Thanks for the advice  and I have a tumblr for him (the link is in my signature) where I post daily pictures of him. He splatted on my lap under a towel but as soon as I lifted it and he realized it he puffed up. I've never been able to pet him with his quills down because as soon as I get my hand near him he puffs up. He was all laid out next to me last night and his quills were flat and a laid my hand really lightly on his lower back and for a second he did nothing, then he puffed up and hissed up a storm.
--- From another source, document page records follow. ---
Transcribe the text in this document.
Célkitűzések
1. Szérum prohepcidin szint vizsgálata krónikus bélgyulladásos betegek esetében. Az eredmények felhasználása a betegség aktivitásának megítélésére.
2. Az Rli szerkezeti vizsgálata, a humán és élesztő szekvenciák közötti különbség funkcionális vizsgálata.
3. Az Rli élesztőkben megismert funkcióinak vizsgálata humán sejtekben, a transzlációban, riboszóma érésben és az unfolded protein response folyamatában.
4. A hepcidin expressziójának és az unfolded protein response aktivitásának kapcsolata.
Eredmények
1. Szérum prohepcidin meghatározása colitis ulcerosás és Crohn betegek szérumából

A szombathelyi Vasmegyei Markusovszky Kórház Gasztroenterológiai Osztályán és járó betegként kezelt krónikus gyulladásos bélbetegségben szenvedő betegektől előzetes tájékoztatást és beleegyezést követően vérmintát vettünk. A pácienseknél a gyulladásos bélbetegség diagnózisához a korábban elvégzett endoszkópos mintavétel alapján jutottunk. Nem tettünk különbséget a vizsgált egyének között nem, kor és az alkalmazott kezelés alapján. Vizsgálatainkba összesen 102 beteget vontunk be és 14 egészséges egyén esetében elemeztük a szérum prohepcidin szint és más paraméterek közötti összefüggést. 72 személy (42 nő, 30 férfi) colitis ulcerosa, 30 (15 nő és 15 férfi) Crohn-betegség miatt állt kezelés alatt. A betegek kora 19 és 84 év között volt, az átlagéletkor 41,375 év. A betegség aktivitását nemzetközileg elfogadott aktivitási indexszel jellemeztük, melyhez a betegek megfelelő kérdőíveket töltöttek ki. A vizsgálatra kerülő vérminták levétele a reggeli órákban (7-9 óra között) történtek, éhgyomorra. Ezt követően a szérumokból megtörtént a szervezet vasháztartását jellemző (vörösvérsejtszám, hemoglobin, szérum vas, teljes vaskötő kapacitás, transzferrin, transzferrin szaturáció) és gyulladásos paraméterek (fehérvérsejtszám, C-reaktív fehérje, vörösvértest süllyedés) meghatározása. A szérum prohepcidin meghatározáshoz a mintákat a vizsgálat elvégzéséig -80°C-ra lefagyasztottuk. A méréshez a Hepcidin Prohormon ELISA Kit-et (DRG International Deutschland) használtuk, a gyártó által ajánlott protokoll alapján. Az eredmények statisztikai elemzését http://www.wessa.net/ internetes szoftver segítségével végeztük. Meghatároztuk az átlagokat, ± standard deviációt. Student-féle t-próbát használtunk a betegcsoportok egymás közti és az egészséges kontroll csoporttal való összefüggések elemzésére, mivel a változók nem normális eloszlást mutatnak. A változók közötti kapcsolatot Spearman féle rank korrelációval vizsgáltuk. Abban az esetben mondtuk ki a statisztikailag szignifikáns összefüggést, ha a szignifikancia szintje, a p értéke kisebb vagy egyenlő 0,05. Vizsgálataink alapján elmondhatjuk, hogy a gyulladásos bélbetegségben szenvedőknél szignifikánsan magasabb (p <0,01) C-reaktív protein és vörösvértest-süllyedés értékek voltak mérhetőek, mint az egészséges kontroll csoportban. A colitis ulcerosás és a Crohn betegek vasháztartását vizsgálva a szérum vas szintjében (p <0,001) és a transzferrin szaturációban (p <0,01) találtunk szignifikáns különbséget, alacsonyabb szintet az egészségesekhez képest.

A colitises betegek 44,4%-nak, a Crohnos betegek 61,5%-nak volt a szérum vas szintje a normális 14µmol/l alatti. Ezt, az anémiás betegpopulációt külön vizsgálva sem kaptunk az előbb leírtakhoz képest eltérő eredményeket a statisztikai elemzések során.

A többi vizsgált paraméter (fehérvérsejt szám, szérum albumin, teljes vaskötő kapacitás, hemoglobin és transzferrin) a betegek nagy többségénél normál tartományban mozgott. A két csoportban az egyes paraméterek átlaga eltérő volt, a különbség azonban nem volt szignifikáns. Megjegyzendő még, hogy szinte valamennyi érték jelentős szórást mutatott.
I know it takes time, but I can't wait until he trusts me more.

He climbed up my neck when we were laying down and started to go down the sleeve of my button up shirt, and I knew if I let him go he'd get stuck and freak out, but if I pulled him out he'd puff up and stab me in the neck :lol: I had to remove him, and he rolled into a ball down my neck and that was painful! But he seemed pretty happy with himself  It's surprising after two days how much I've started caring about him; more than I thought I would this soon.


----------



## Mury821 (Jan 30, 2013)

Bruno is so adorable, I just love him!


----------



## bugster (Aug 18, 2012)

That's so nice that you don't get terribly upset if hedgie doesn't always behave. He sounds like a definite cutie. Have a great time with Bruno!


----------



## amylynnbales (Jan 27, 2013)

Thanks, I think he's adorable too, I just love him so much! And thanks I will!


----------